While details have yet to come, it said "this will create a sustainably funded system that ensures companies are bearing the costs of their environmental responsibilities."

Natural Resources Canada will also be given $750 million to create a repayable loan program to work with conventional and offshore oil and gas companies to reduce greenhouse gas emissions.

It could be used to support companies' investments in pumps, valves and other equipment to reduce methane emissions. Industry will want to take a closer look at how the program will actually work.

But the biggest issue for the sector and the Alberta government remains liquidity. Federal Natural Resources Minister Seamus O'Regan said he heard that message clearly in recent weeks.

The federal government's plan is to expand the Business Credit Accountability Program credit support to medium-sized businesses with larger financing needs. It'll start with the energy sector.

"This support ... will provide viable energy sector companies with rapid access to financing they need to maintain operations and keep their employees working," it said.

"Viable" is the key word.
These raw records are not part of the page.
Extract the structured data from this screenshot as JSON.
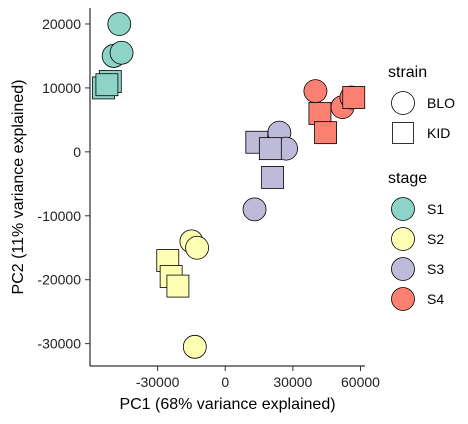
{
  "chart_data": {
    "type": "scatter",
    "xlabel": "PC1 (68% variance explained)",
    "ylabel": "PC2 (11% variance explained)",
    "xlim": [
      -60000,
      62000
    ],
    "ylim": [
      -33500,
      22500
    ],
    "xticks": [
      {
        "value": -30000,
        "label": "-30000"
      },
      {
        "value": 0,
        "label": "0"
      },
      {
        "value": 30000,
        "label": "30000"
      },
      {
        "value": 60000,
        "label": "60000"
      }
    ],
    "yticks": [
      {
        "value": 20000,
        "label": "20000"
      },
      {
        "value": 10000,
        "label": "10000"
      },
      {
        "value": 0,
        "label": "0"
      },
      {
        "value": -10000,
        "label": "-10000"
      },
      {
        "value": -20000,
        "label": "-20000"
      },
      {
        "value": -30000,
        "label": "-30000"
      }
    ],
    "grid": false,
    "legend_position": "right",
    "stage_colors": {
      "S1": "#8DD3C7",
      "S2": "#FFFFB3",
      "S3": "#BEBADA",
      "S4": "#FB8072"
    },
    "legends": [
      {
        "title": "strain",
        "items": [
          {
            "label": "BLO",
            "shape": "circle"
          },
          {
            "label": "KID",
            "shape": "square"
          }
        ]
      },
      {
        "title": "stage",
        "items": [
          {
            "label": "S1",
            "color": "#8DD3C7"
          },
          {
            "label": "S2",
            "color": "#FFFFB3"
          },
          {
            "label": "S3",
            "color": "#BEBADA"
          },
          {
            "label": "S4",
            "color": "#FB8072"
          }
        ]
      }
    ],
    "points": [
      {
        "x": -47000,
        "y": 20000,
        "strain": "BLO",
        "stage": "S1"
      },
      {
        "x": -49500,
        "y": 15000,
        "strain": "BLO",
        "stage": "S1"
      },
      {
        "x": -46000,
        "y": 15500,
        "strain": "BLO",
        "stage": "S1"
      },
      {
        "x": -51000,
        "y": 11000,
        "strain": "KID",
        "stage": "S1"
      },
      {
        "x": -54000,
        "y": 10000,
        "strain": "KID",
        "stage": "S1"
      },
      {
        "x": -52500,
        "y": 10500,
        "strain": "KID",
        "stage": "S1"
      },
      {
        "x": -15000,
        "y": -14000,
        "strain": "BLO",
        "stage": "S2"
      },
      {
        "x": -12500,
        "y": -15000,
        "strain": "BLO",
        "stage": "S2"
      },
      {
        "x": -13500,
        "y": -30500,
        "strain": "BLO",
        "stage": "S2"
      },
      {
        "x": -25500,
        "y": -17000,
        "strain": "KID",
        "stage": "S2"
      },
      {
        "x": -24000,
        "y": -19500,
        "strain": "KID",
        "stage": "S2"
      },
      {
        "x": -21000,
        "y": -21000,
        "strain": "KID",
        "stage": "S2"
      },
      {
        "x": 24000,
        "y": 3000,
        "strain": "BLO",
        "stage": "S3"
      },
      {
        "x": 27000,
        "y": 500,
        "strain": "BLO",
        "stage": "S3"
      },
      {
        "x": 13000,
        "y": -9000,
        "strain": "BLO",
        "stage": "S3"
      },
      {
        "x": 14000,
        "y": 1500,
        "strain": "KID",
        "stage": "S3"
      },
      {
        "x": 20000,
        "y": 500,
        "strain": "KID",
        "stage": "S3"
      },
      {
        "x": 21000,
        "y": -4000,
        "strain": "KID",
        "stage": "S3"
      },
      {
        "x": 40000,
        "y": 9500,
        "strain": "BLO",
        "stage": "S4"
      },
      {
        "x": 52000,
        "y": 7000,
        "strain": "BLO",
        "stage": "S4"
      },
      {
        "x": 56000,
        "y": 8500,
        "strain": "BLO",
        "stage": "S4"
      },
      {
        "x": 42000,
        "y": 6000,
        "strain": "KID",
        "stage": "S4"
      },
      {
        "x": 44500,
        "y": 3000,
        "strain": "KID",
        "stage": "S4"
      },
      {
        "x": 57000,
        "y": 8500,
        "strain": "KID",
        "stage": "S4"
      }
    ]
  }
}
It seems this is not intended to help companies on the brink before the pandemic wrought havoc on the sector.

Calling the federal announcement an "important first step," Alberta Premier Jason Kenney said again Friday it would take between $15 billion and $30 billion in liquidity measures to ensure the Canadian oil and gas sector "survives this crisis." (Jason Franson/The Canadian Press)

The industry will almost certainly lose companies with bad balance sheets in the coming months — something analysts have been warning about for weeks.
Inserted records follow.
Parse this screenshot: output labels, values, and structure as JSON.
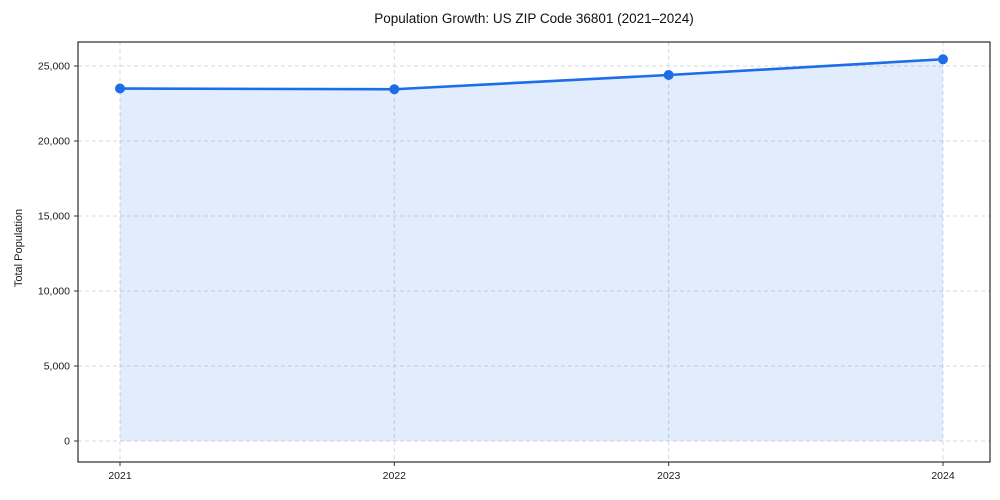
{
  "chart_data": {
    "type": "area",
    "title": "Population Growth: US ZIP Code 36801 (2021–2024)",
    "xlabel": "",
    "ylabel": "Total Population",
    "x": [
      2021,
      2022,
      2023,
      2024
    ],
    "series": [
      {
        "name": "Total Population",
        "values": [
          23500,
          23450,
          24400,
          25450
        ]
      }
    ],
    "xticks": [
      2021,
      2022,
      2023,
      2024
    ],
    "yticks": [
      0,
      5000,
      10000,
      15000,
      20000,
      25000
    ],
    "ylim": [
      -1400,
      26600
    ],
    "grid": true,
    "grid_style": "dashed",
    "legend": false,
    "colors": {
      "line": "#1b6de8",
      "marker": "#1b6de8",
      "fill": "rgba(27, 109, 232, 0.13)",
      "grid": "#d6d9de",
      "spine": "#000000",
      "tick": "#333333",
      "text": "#1a1a1a",
      "background": "#ffffff"
    }
  }
}
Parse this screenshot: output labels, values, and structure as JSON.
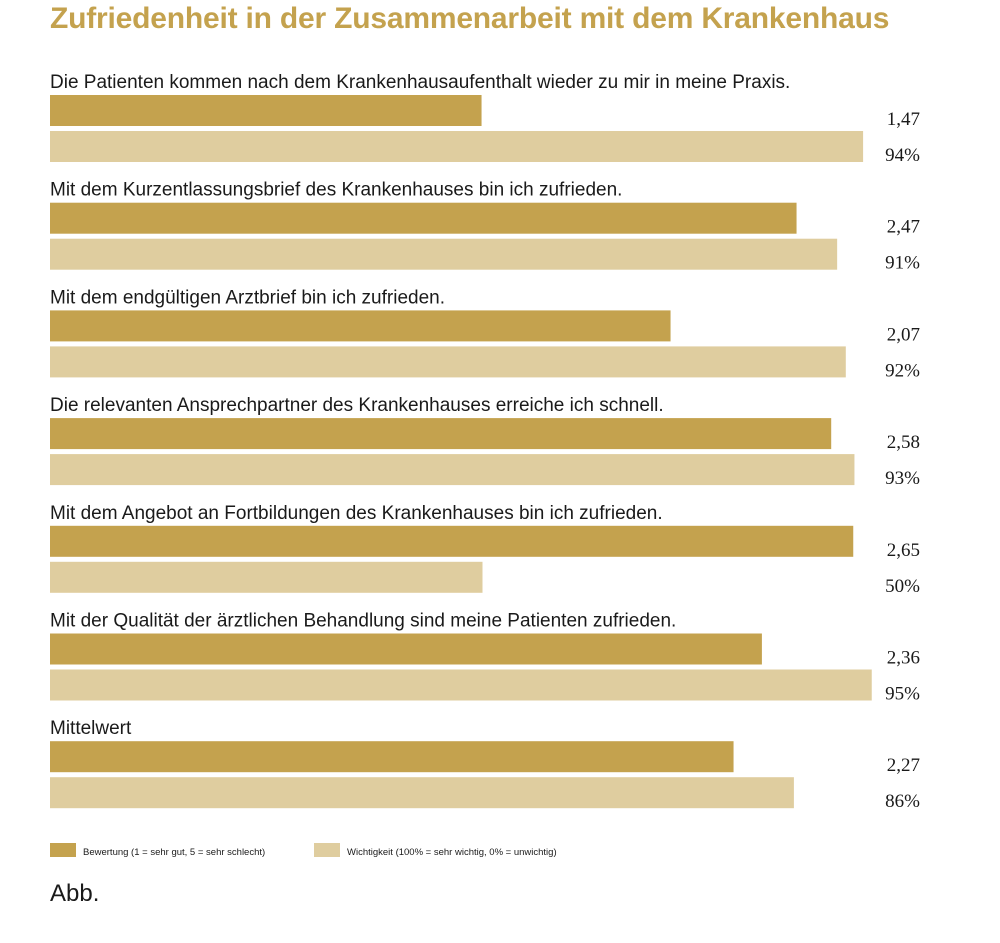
{
  "title": "Zufriedenheit in der Zusammenarbeit mit dem Krankenhaus",
  "caption": "Abb.",
  "colors": {
    "rating": "#c4a24e",
    "importance": "#dfcd9f",
    "title": "#c4a24e"
  },
  "chart_data": {
    "type": "bar",
    "orientation": "horizontal",
    "title": "Zufriedenheit in der Zusammenarbeit mit dem Krankenhaus",
    "categories": [
      "Die Patienten kommen nach dem Krankenhausaufenthalt wieder zu mir in meine Praxis.",
      "Mit dem Kurzentlassungsbrief des Krankenhauses bin ich zufrieden.",
      "Mit dem endgültigen Arztbrief bin ich zufrieden.",
      "Die relevanten Ansprechpartner des Krankenhauses erreiche ich schnell.",
      "Mit dem Angebot an Fortbildungen des Krankenhauses bin ich zufrieden.",
      "Mit der Qualität der ärztlichen Behandlung sind meine Patienten zufrieden.",
      "Mittelwert"
    ],
    "series": [
      {
        "name": "Bewertung (1 = sehr gut, 5 = sehr schlecht)",
        "values": [
          1.47,
          2.47,
          2.07,
          2.58,
          2.65,
          2.36,
          2.27
        ],
        "labels": [
          "1,47",
          "2,47",
          "2,07",
          "2,58",
          "2,65",
          "2,36",
          "2,27"
        ]
      },
      {
        "name": "Wichtigkeit (100% = sehr wichtig, 0% = unwichtig)",
        "values": [
          94,
          91,
          92,
          93,
          50,
          95,
          86
        ],
        "labels": [
          "94%",
          "91%",
          "92%",
          "93%",
          "50%",
          "95%",
          "86%"
        ]
      }
    ],
    "legend_position": "bottom-left",
    "grid": false
  }
}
But it remains the hope of Alberta Premier Jason Kenney to bring as much of the sector through the storm, and he sees the federal government as a big part of the answer.

Calling the federal announcement an "important first step," Kenney said again Friday it would take between $15 billion and $30 billion in liquidity measures to ensure the Canadian oil and gas sector "survives this crisis."

"We're not proposing that the federal government write anybody a $15-billion or $30-billion cheque," he said. 

"But we are saying that they could play a critically helpful role in providing, effectively, forms of loan guarantees to ensure access to credit for these businesses to get through this crisis time."

Whether the Liberal government is willing to do anything like that is no small decision. Environmental groups have been lobbying the prime minister not to do so for weeks. There are likely members of his caucus who feel the same.

But hopes remain in the oilpatch that Ottawa will still do more.